Should We Target Zero False Positives?

In a perfect world, secret reveal tools discover all leaked secrets and never report false positives.

Unfortunately – or perhaps fortunately… – we don’t live in a perfect world: Secret detection tools aren’t perfect, and sometimes they report false positives. But would it really be better if they didn’t?

What are false positives and false negatives?

A false positive occurs when the system reports a condition as valid when it is not. The opposite, false negative, occurs when a condition is reported as invalid when its validity should have been reported.

In the case of secret discovery, the condition is to determine whether a character sequence, or set of character sequences, is a secret.

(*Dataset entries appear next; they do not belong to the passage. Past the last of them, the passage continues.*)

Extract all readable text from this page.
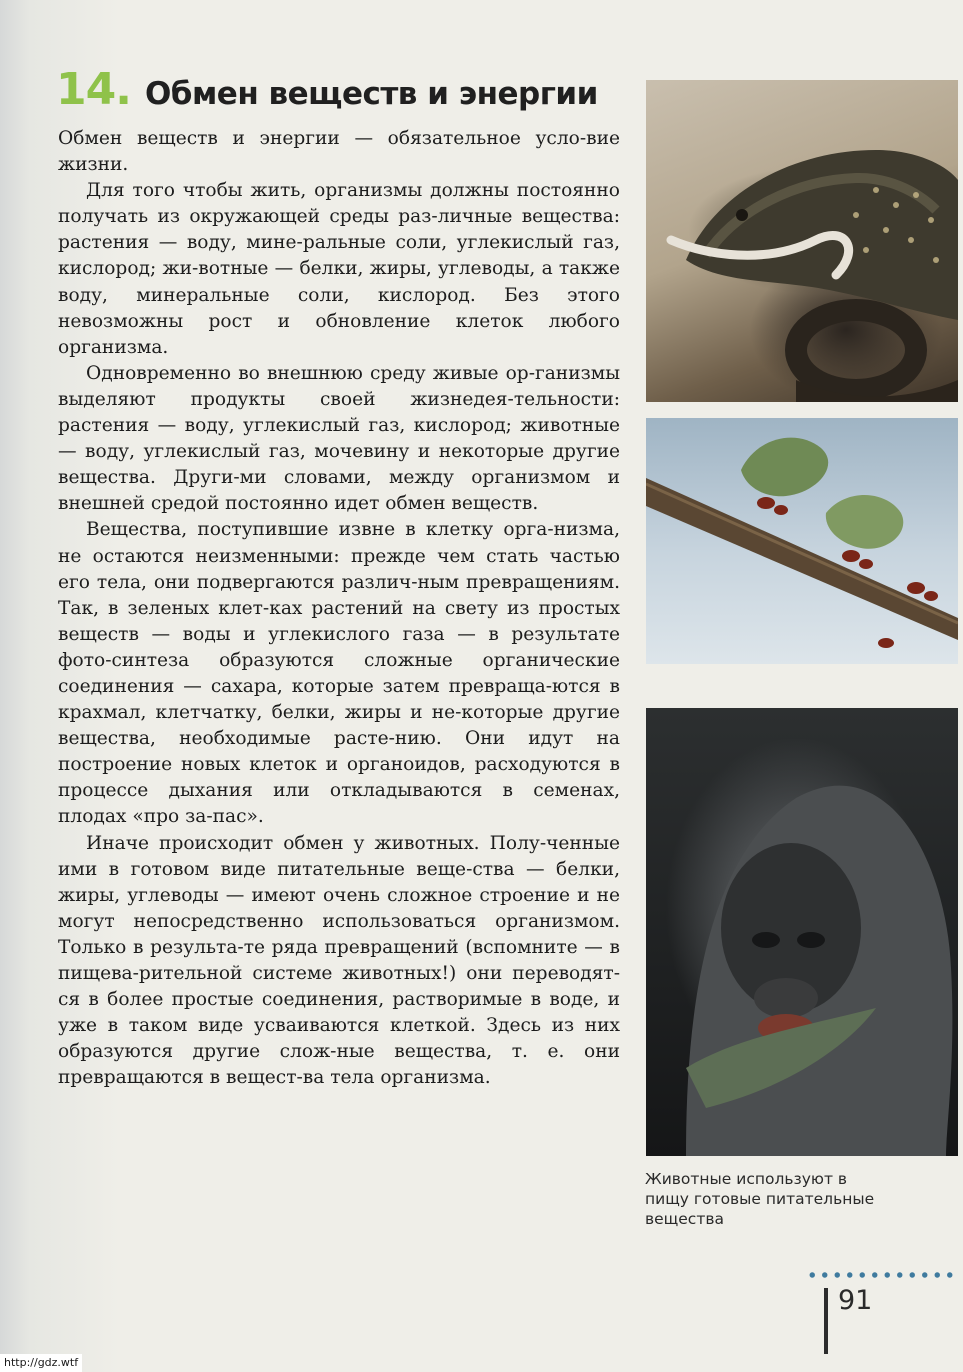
14. Обмен веществ и энергии

Обмен веществ и энергии — обязательное усло-вие жизни.

Для того чтобы жить, организмы должны постоянно получать из окружающей среды раз-личные вещества: растения — воду, мине-ральные соли, углекислый газ, кислород; жи-вотные — белки, жиры, углеводы, а также воду, минеральные соли, кислород. Без этого невозможны рост и обновление клеток любого организма.

Одновременно во внешнюю среду живые ор-ганизмы выделяют продукты своей жизнедея-тельности: растения — воду, углекислый газ, кислород; животные — воду, углекислый газ, мочевину и некоторые другие вещества. Други-ми словами, между организмом и внешней средой постоянно идет обмен веществ.

Вещества, поступившие извне в клетку орга-низма, не остаются неизменными: прежде чем стать частью его тела, они подвергаются различ-ным превращениям. Так, в зеленых клет-ках растений на свету из простых веществ — воды и углекислого газа — в результате фото-синтеза образуются сложные органические соединения — сахара, которые затем превраща-ются в крахмал, клетчатку, белки, жиры и не-которые другие вещества, необходимые расте-нию. Они идут на построение новых клеток и органоидов, расходуются в процессе дыхания или откладываются в семенах, плодах «про за-пас».

Иначе происходит обмен у животных. Полу-ченные ими в готовом виде питательные веще-ства — белки, жиры, углеводы — имеют очень сложное строение и не могут непосредственно использоваться организмом. Только в результа-те ряда превращений (вспомните — в пищева-рительной системе животных!) они переводят-ся в более простые соединения, растворимые в воде, и уже в таком виде усваиваются клеткой. Здесь из них образуются другие слож-ные вещества, т. е. они превращаются в вещест-ва тела организма.

Животные используют в пищу готовые питательные вещества
91
http://gdz.wtf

We can summarize this in a table:

Sequence marked as not a secret (negative) The sequence marked as secret (positive)
Sequence is not a secret true negative false positive
sequencing secret negative error true positive

(You can learn more about these and other terms in our article explaining the concepts of accuracy, precision, and recall)

With these definitions in mind, it makes sense for covert detection tools to try to increase the number of true negatives and true positives, and reduce false positives. But secret discovery relies on a lot of inference, so often the answer isn’t really black or white. What should a secret detective do when the answer is not clear?

Which is worse, too many false positives or too many false negatives?

Let’s take this to the extreme.

If the tool reports too many false positives, it leads to alert fatigue: Alerts flooded users. They started to be ignored and some real positive secrets were not taken care of.

On the other hand, if the tool is too aggressive against false positives, users will not be inundated with reports and they can take care of reported reports. But since the tool’s inference cannot be perfect, the tool will identify true secrets as false negatives and silently sweep them under the rug.

Which is better?

Which is better?

In both cases, valid secrets are at risk of being lost, but at least if the tool prefers to mark a secret as valid when it is unsure, the user can realize this: the secret will not be silently discarded.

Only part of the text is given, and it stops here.